Con queste parole di Ciacco Dante descrive la triste condizione di Firenze, con il proposito di biasimare il sentimento dilagante dell'invidia, causa di ostilità e rivalità, fonte di contrasti civili e principio della rovina della città.

Riflettendo sui versi di Dante mi vengono in mente i tanti opinionisti che intravedono proprio in questo vizio capitale  una delle cause del sottosviluppo del meridione, scaturigine delle storture e distorsioni della politica calabrese e meridionale in genere.

Ma i versi di Dante ci raccontano, in fondo, che l'invidia, come tutti i vizi capitali, è un sentimento imperituro e democratico, perché riguarda indistintamente uomini e donne di tutti i tempi e non solo calabresi. 
Eppure ciò che connota il peggior vizio sono gli eccessi o gli estremi.

Gli estremi sono sempre viziosi, dice Aristotele. E sono due: uno pecca per eccesso e l'altro per difetto. Un esempio sul coraggio. L'eccesso per difetto  è l'atteggiamento del pusillanime che, di fronte al pericolo, si blocca, paralizzato dalla paura. L'estremo per eccesso è il temerario che agisce trascurando il pericolo, sottovalutando l'ostacolo e, come Icaro, fallisce e muore. Il coraggioso, invece, conosce il pericolo, sente la paura ma la vince, perché affronta il pericolo con la consapevolezza di dovere agire per un bene superiore che surclassa la paura.
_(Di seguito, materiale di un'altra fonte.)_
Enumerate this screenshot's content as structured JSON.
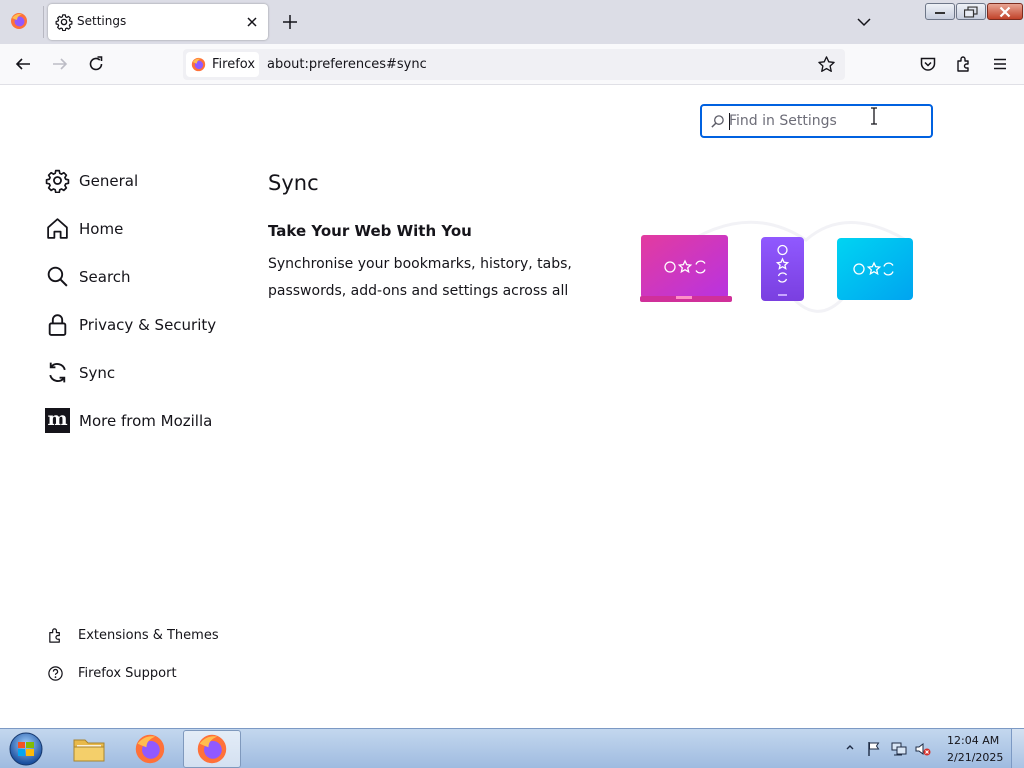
{
  "browser": {
    "tab": {
      "title": "Settings"
    },
    "identity_label": "Firefox",
    "url": "about:preferences#sync"
  },
  "search": {
    "placeholder": "Find in Settings",
    "value": ""
  },
  "categories": [
    {
      "label": "General",
      "icon": "gear-icon"
    },
    {
      "label": "Home",
      "icon": "home-icon"
    },
    {
      "label": "Search",
      "icon": "search-icon"
    },
    {
      "label": "Privacy & Security",
      "icon": "lock-icon"
    },
    {
      "label": "Sync",
      "icon": "sync-icon"
    },
    {
      "label": "More from Mozilla",
      "icon": "mozilla-logo-icon"
    }
  ],
  "footer_links": [
    {
      "label": "Extensions & Themes",
      "icon": "puzzle-icon"
    },
    {
      "label": "Firefox Support",
      "icon": "help-icon"
    }
  ],
  "pane": {
    "title": "Sync",
    "heading": "Take Your Web With You",
    "description_line1": "Synchronise your bookmarks, history, tabs,",
    "description_line2": "passwords, add-ons and settings across all"
  },
  "taskbar": {
    "time": "12:04 AM",
    "date": "2/21/2025"
  },
  "colors": {
    "accent": "#0061e0",
    "laptop": "#e0409f",
    "phone": "#9059ff",
    "tablet": "#00c8ee"
  }
}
Da qui la formula latina "in medio stat virtus", che non esprime mediocrità ma il concetto matematico del punto di equilibrio che compone gli estremi. 

I vizi non sono che  tendenze e attitudini profonde e comportamentali dell'animo umano. Si definiscono capitali  (da capo), perché i peccati scaturiscono da queste inclinazioni. I teologi e i filosofi ne hanno classificati sette ma  il primo per severità  è la "superbia" da cui tutti gli altri derivano.
Credo, però, che il più odioso dei vizi sia l'invidia, quella malevola  "tendenza  al godimento delle sventure altrui", spesso accompagnata dal desiderio di vedere gli altri in posizione di debolezza per evitare che la luce altrui ci offuschi. 
È un'alleanza tacita tra i peggiori nei confronti dei migliori si potrebbe anche dire.
Un vizio che nasce dall'orgoglio non può tollerare né  superiori, né rivali. Da qui quel senso di venefica superiorità che porta a svilire e denigrare immotivatamente chi è più dotato di noi. L'invidia si nutre di questo, incita a desiderare il male di coloro nei cui confronti si nutre invidia, che diventano così oggetto di denigrazione, calunnia, censura, biasimo.  L'indivia tende a seminare "divisioni" non solo tra gli estranei ma anche tra i membri di una stessa famiglia, divisioni che possono andare molto avanti e generare inimicizie, fratture profonde, talvolta scandali, attraverso intrighi e cospirazioni sotterranee. L'invidia turba l'animo dell'individuo, che non trova pace alla ricerca incessante di potere per surclassare gli altri. 
Coltivare lo spirito, investire sulla conoscenza di se' e sulla crescita culturale ed intellettuale è l'unica arma a nostra disposizione per evitare queste pericolose inclinazioni e derive dell'animo umano. La ricerca dell'equilibrio deve essere un anelito costante.
Socrate dice che la vita come continua ricerca è l'unica vita degna di essere vissuta.